Khatib Diana, Neuburger Peter J, Pan Sabrina, Rong Lisa Q
Department of Anesthesiology, Weill Cornell Medicine, New York, NY.
Department of Anesthesiology, Perioperative Care and Pain Medicine, NYU Grossman School of Medicine, New York, NY.
J Cardiothorac Vasc Anesth. 2022 Oct;36(10):3887-3903. doi: 10.1053/j.jvca.2022.05.005. Epub 2022 May 8.
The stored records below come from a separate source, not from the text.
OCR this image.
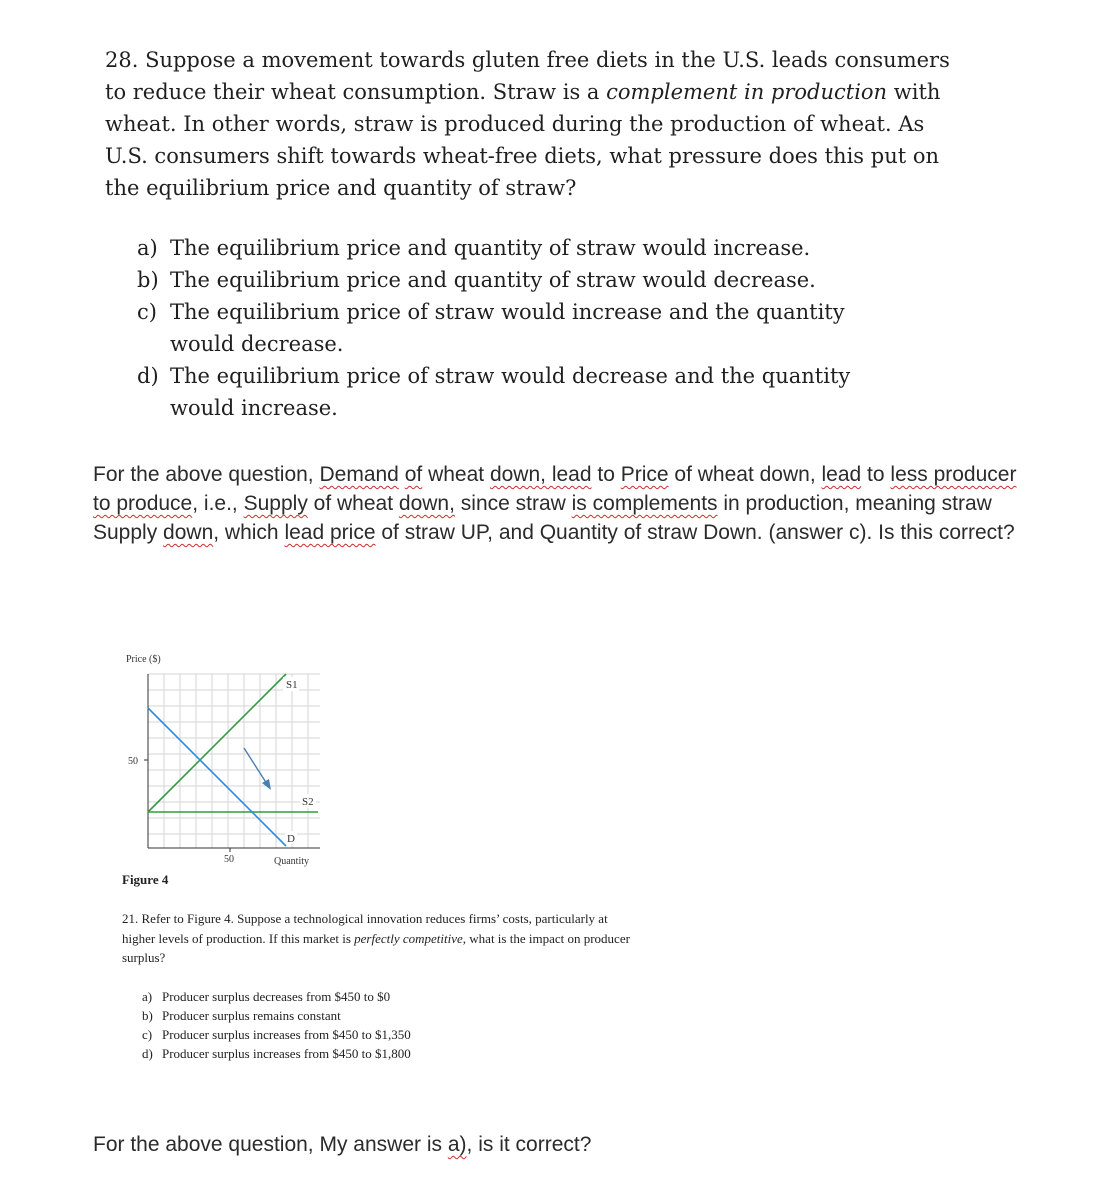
28. Suppose a movement towards gluten free diets in the U.S. leads consumers to reduce their wheat consumption. Straw is a complement in production with wheat. In other words, straw is produced during the production of wheat. As U.S. consumers shift towards wheat-free diets, what pressure does this put on the equilibrium price and quantity of straw?

a) The equilibrium price and quantity of straw would increase.
b) The equilibrium price and quantity of straw would decrease.
c) The equilibrium price of straw would increase and the quantity would decrease.
d) The equilibrium price of straw would decrease and the quantity would increase.
For the above question, Demand of wheat down, lead to Price of wheat down, lead to less producer to produce, i.e., Supply of wheat down, since straw is complements in production, meaning straw Supply down, which lead price of straw UP, and Quantity of straw Down. (answer c). Is this correct?
S1
S2
D
Price ($)
50
50	Quantity
Figure 4

21. Refer to Figure 4. Suppose a technological innovation reduces firms’ costs, particularly at higher levels of production. If this market is perfectly competitive, what is the impact on producer surplus?

a) Producer surplus decreases from $450 to $0
b) Producer surplus remains constant
c) Producer surplus increases from $450 to $1,350
d) Producer surplus increases from $450 to $1,800
For the above question, My answer is a), is it correct?
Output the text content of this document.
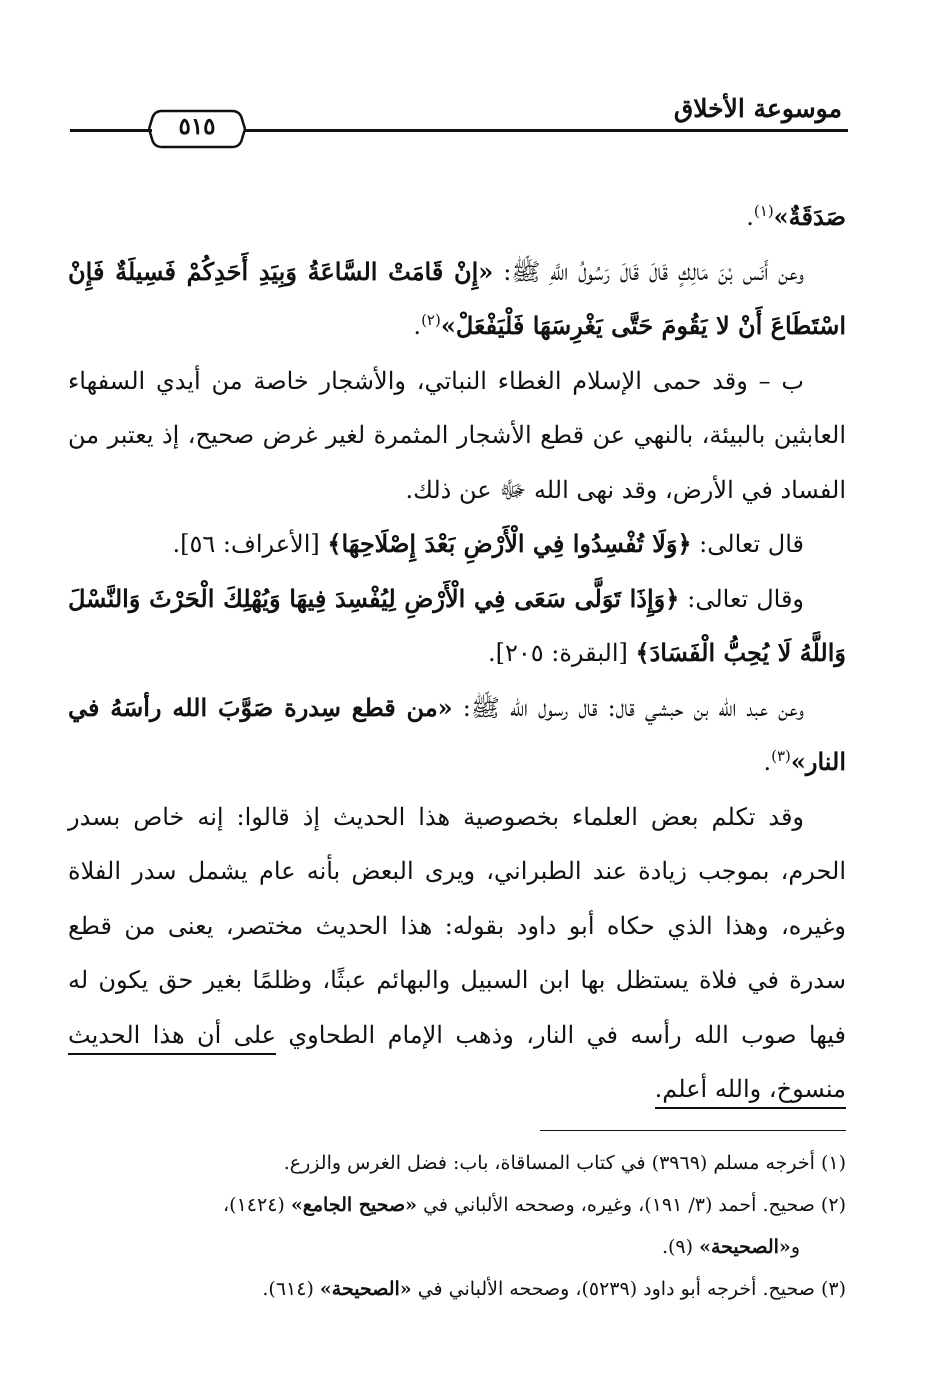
موسوعة الأخلاق
٥١٥

صَدَقَةٌ»$^{(١)}$.

وعن أَنَس بْنَ مَالِكٍ قَالَ قَالَ رَسُولُ اللَّهِ ﷺ: «إِنْ قَامَتْ السَّاعَةُ وَبِيَدِ أَحَدِكُمْ فَسِيلَةٌ فَإِنْ اسْتَطَاعَ أَنْ لا يَقُومَ حَتَّى يَغْرِسَهَا فَلْيَفْعَلْ»$^{(٢)}$.

ب – وقد حمى الإسلام الغطاء النباتي، والأشجار خاصة من أيدي السفهاء العابثين بالبيئة، بالنهي عن قطع الأشجار المثمرة لغير غرض صحيح، إذ يعتبر من الفساد في الأرض، وقد نهى الله ﷻ عن ذلك.

قال تعالى: ﴿وَلَا تُفْسِدُوا فِي الْأَرْضِ بَعْدَ إِصْلَاحِهَا﴾ [الأعراف: ٥٦].

وقال تعالى: ﴿وَإِذَا تَوَلَّى سَعَى فِي الْأَرْضِ لِيُفْسِدَ فِيهَا وَيُهْلِكَ الْحَرْثَ وَالنَّسْلَ وَاللَّهُ لَا يُحِبُّ الْفَسَادَ﴾ [البقرة: ٢٠٥].

وعن عبد الله بن حبشي قال: قال رسول الله ﷺ: «من قطع سِدرة صَوَّبَ الله رأسَهُ في النار»$^{(٣)}$.

وقد تكلم بعض العلماء بخصوصية هذا الحديث إذ قالوا: إنه خاص بسدر الحرم، بموجب زيادة عند الطبراني، ويرى البعض بأنه عام يشمل سدر الفلاة وغيره، وهذا الذي حكاه أبو داود بقوله: هذا الحديث مختصر، يعنى من قطع سدرة في فلاة يستظل بها ابن السبيل والبهائم عبثًا، وظلمًا بغير حق يكون له فيها صوب الله رأسه في النار، وذهب الإمام الطحاوي على أن هذا الحديث منسوخ، والله أعلم.

(١) أخرجه مسلم (٣٩٦٩) في كتاب المساقاة، باب: فضل الغرس والزرع.

(٢) صحيح. أحمد (٣/ ١٩١)، وغيره، وصححه الألباني في «صحيح الجامع» (١٤٢٤)،

و«الصحيحة» (٩).

(٣) صحيح. أخرجه أبو داود (٥٢٣٩)، وصححه الألباني في «الصحيحة» (٦١٤).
Significant mitral regurgitation (MR) is the most common valvular disease in the United States in patients older than 75. However, many patients with severe MR are at a high risk for surgical repair due to other significant comorbidities. Over the past decade, many transcatheter mitral valve devices have been studied that address the different mechanisms of MR, but only a few have received a Conformité Européene (CE) mark or United States Food and Drug Administration (FDA) approval. The Carillon, Cardioband, and Mitralign all received CE marking for percutaneous mitral annuloplasty, while the Tendyne and SAPIEN 3 received a CE mark and FDA approval, respectively, for transcatheter mitral valve replacement. Finally, the NeoChord DS 1000 received a CE mark for transcatheter chordal repair. Each of these devices is reviewed in detail, including device indications, performance in clinical trials, anesthetic management, intraprocedural imaging guidance, and postprocedural complications. Although percutaneous devices will appear and disappear from use, understanding the procedural considerations remains highly relevant, as these key principles will apply to the next generation of transcatheter valve interventions.
重度二尖瓣反流(MR)是美国75岁以上患者中最常见的瓣膜疾病。然而,许多重度MR患者由于其他严重的合并症而面临手术修复的高风险。在过去十年中,人们研究了许多经导管二尖瓣装置,这些装置针对MR的不同机制,但只有少数获得了欧洲合格认证(CE)标志或美国食品药品监督管理局(FDA)的批准。Carillon、Cardioband和Mitralign均获得了经皮二尖瓣环成形术的CE标志,而Tendyne和SAPIEN 3分别获得了经导管二尖瓣置换术的CE标志和FDA批准。最后,NeoChord DS 1000获得了经导管腱索修复的CE标志。本文将对这些装置进行详细综述,包括装置适应症、临床试验表现、麻醉管理、术中成像引导以及术后并发症。尽管经皮装置在使用中会出现和消失,但了解手术注意事项仍然非常重要,因为这些关键原则将适用于下一代经导管瓣膜干预。